Ministers were forced to apologise during the transparency probe after what they described as an “oversight”.
A member of the public had asked ministers for information about interactions with Greensill Capital in connection with the Lochaber smelter guarantee and reimbursement agreement.
The Lochaber guarantee, when agreed, led to an exposure to the taxpayer worth £586m and allowed Liberty Steel to purchase the smelter on the back of the debt raised from the agreement.
It has been subject to increased scrutiny in the past year after Greensill Capital, Liberty Steel’s main funder, collapsed into insolvency in March 2021, sparking a political and financial scandal.

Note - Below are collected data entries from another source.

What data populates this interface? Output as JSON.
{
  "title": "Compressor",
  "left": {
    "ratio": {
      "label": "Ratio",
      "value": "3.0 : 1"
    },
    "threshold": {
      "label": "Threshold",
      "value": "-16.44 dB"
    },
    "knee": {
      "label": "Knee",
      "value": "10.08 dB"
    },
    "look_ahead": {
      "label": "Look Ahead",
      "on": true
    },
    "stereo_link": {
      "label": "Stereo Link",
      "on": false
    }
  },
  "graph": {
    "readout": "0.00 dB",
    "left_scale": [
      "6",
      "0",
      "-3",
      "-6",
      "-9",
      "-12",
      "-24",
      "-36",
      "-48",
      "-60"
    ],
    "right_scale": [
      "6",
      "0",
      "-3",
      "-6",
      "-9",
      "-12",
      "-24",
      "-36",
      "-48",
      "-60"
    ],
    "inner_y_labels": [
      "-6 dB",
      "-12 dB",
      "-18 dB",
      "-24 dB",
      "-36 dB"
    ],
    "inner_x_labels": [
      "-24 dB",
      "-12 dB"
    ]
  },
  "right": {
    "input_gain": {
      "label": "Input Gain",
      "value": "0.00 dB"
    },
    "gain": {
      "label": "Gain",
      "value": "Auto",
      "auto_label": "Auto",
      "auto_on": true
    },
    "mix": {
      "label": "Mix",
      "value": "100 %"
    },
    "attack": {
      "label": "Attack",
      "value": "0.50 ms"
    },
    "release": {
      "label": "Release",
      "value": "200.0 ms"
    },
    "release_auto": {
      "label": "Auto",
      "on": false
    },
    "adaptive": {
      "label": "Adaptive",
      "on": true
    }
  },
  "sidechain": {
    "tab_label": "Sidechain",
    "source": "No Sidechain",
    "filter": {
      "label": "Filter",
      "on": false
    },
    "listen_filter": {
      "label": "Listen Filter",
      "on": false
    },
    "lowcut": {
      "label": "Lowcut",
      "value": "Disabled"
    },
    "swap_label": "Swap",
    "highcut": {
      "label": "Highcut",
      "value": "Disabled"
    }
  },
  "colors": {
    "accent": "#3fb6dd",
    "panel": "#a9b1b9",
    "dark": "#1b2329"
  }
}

Officials within the Scottish Government initially claimed they did not hold any information relating to Greensill and the guarantee agreement, but later changed their mind, citing information held on their behalf by legal and commercial advisers fell within the scope of the request.
The decision notice states: “However, during the Commissioner’s investigation, the ministers identified that information, held on their behalf by their legal and commercial advisers, would fall within the scope of the request.
"The ministers apologised for this oversight and conceded they were not entitled to respond to the request in terms of section 17(1) of FOISA.”
Daren Fitzhenry, the information commissioner, concluded: “The Commissioner finds that, by incorrectly informing the applicant that they did not hold information falling within the scope of the request, the ministers failed to comply with section 1(1) of FOISA.”
The Scotsman revealed ministers were advised the guarantee agreement may have breached state aid rules amid the publication of details from a consultancy report.
Documents state ministers secured a security worth £162m, which included the smelter, the connected hydro plant owned by the father of Liberty Steel owner, Sanjeev Gupta, and the land on which the complex sits.
Ministers have consistently claimed the agreement with Liberty Steel and GFG Alliance was not in breach of state aid rules.
A Scottish Government spokesperson said: “Scottish Government officials provided the information sought by the applicant in February this year after reviewing the earlier handling of the case.
"The Scottish Information Commissioner’s decision does not require Ministers to take any action.”